Nevertheless, Aena has many numerous tailwinds including strengthening passenger traffic in its Spanish network, the continued recovery of its international business, and the potential beginning of the normalizing of interest rates this year that could help with valuation.
In terms of expectations, analysts on average estimate Aena S.M.E., S.A. (ANYYY) will earn $1.07 per share in 2023, and $1.25 per share in 2024, giving the company a forward PE ratio of 17.17 for 2023 and 14.61 for 2024.
I think Aena could potentially trade for a PE ratio of 16-17 or higher in the next year if passenger traffic continues to strengthen, interest rates begin to normalize, and the company takes advantage of growth opportunities in vertiports.
Thus that gives me an upside of 9.5% to 16.4% or more in the next year assuming Aena earns the profits that analysts expect, which I think the company could achieve given the tailwinds.
As such, I rate Aena a ‘buy’ given the company’s expected EPS growth and its valuation.

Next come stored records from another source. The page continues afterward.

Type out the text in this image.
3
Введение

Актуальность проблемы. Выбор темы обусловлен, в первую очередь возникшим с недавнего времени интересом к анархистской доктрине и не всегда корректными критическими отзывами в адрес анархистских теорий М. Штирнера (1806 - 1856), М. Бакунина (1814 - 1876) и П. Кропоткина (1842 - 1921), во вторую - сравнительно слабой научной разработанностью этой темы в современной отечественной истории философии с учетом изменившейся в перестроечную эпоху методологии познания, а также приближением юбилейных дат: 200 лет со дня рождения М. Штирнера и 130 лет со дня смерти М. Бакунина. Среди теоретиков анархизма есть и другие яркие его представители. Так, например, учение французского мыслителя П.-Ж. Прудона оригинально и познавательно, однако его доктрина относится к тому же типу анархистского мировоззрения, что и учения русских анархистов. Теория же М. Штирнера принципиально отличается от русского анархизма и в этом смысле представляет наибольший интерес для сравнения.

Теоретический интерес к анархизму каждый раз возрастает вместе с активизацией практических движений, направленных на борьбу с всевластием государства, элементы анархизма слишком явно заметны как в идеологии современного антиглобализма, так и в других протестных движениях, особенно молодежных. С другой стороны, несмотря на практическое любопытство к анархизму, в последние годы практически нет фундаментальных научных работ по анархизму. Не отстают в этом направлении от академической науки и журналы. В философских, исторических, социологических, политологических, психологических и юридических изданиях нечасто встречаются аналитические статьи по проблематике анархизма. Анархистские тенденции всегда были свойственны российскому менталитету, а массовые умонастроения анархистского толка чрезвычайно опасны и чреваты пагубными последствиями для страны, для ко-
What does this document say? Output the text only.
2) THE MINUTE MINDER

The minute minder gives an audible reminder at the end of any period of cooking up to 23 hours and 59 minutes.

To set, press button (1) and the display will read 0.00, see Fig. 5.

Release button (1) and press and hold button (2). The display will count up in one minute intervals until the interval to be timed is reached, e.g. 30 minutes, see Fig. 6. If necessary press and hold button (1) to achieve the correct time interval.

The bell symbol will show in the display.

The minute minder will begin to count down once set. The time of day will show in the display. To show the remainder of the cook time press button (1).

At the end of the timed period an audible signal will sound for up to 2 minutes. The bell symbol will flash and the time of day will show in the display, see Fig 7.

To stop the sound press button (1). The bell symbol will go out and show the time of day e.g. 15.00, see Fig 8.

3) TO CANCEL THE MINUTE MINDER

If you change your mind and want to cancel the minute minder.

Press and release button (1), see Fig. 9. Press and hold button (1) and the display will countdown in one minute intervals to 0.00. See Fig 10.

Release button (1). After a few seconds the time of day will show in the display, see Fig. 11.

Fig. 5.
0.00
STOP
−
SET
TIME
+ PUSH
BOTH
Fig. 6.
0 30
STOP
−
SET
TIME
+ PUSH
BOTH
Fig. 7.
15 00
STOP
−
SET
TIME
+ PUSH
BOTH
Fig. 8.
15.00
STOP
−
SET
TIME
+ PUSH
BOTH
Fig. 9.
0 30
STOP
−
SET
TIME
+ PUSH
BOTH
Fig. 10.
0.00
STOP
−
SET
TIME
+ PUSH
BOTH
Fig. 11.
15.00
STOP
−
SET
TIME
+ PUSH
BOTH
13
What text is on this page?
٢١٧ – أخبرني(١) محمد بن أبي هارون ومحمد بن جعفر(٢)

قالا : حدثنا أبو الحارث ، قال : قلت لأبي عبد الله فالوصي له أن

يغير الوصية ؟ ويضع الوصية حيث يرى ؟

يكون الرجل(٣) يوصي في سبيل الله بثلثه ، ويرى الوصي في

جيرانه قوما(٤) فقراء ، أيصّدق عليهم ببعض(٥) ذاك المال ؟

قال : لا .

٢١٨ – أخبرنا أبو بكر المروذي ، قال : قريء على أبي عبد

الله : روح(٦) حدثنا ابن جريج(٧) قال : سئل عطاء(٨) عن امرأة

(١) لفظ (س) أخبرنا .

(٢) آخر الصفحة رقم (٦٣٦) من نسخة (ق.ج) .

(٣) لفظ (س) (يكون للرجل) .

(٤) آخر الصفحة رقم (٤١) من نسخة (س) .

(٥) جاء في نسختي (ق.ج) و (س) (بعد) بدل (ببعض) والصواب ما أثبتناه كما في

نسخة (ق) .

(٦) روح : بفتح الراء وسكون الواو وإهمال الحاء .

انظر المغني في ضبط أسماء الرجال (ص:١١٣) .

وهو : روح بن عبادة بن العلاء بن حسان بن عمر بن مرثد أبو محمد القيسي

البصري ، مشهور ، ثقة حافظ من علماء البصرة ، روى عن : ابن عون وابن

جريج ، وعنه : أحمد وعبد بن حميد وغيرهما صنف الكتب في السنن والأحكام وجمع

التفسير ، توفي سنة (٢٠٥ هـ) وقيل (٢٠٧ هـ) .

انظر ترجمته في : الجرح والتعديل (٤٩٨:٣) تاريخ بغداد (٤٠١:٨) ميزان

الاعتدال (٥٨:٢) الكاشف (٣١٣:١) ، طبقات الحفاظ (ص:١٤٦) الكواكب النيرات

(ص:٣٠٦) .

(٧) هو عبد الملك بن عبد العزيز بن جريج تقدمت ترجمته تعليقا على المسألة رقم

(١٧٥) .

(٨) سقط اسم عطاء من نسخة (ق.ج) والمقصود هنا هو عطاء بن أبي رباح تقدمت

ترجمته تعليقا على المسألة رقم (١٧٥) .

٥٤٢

Given the risks around the potential change in air travel demand, I would own Aena in a portfolio with the Magnificent Seven to benefit from innovation.
In terms of the near future, Aena’s Capital Markets Day event on March 7, 2024, could be important as it could help clarify management’s financial goals for the future. Aena’s Q4 earnings results expected to be released later this month will also be important.
Overall, Aena is a quality company given its scale, relatively high margins under normal conditions, and the essential nature of airports to modern economies like Spain’s.
Editor’s Note: This article discusses one or more securities that do not trade on a major U.S. exchange. Please be aware of the risks associated with these stocks.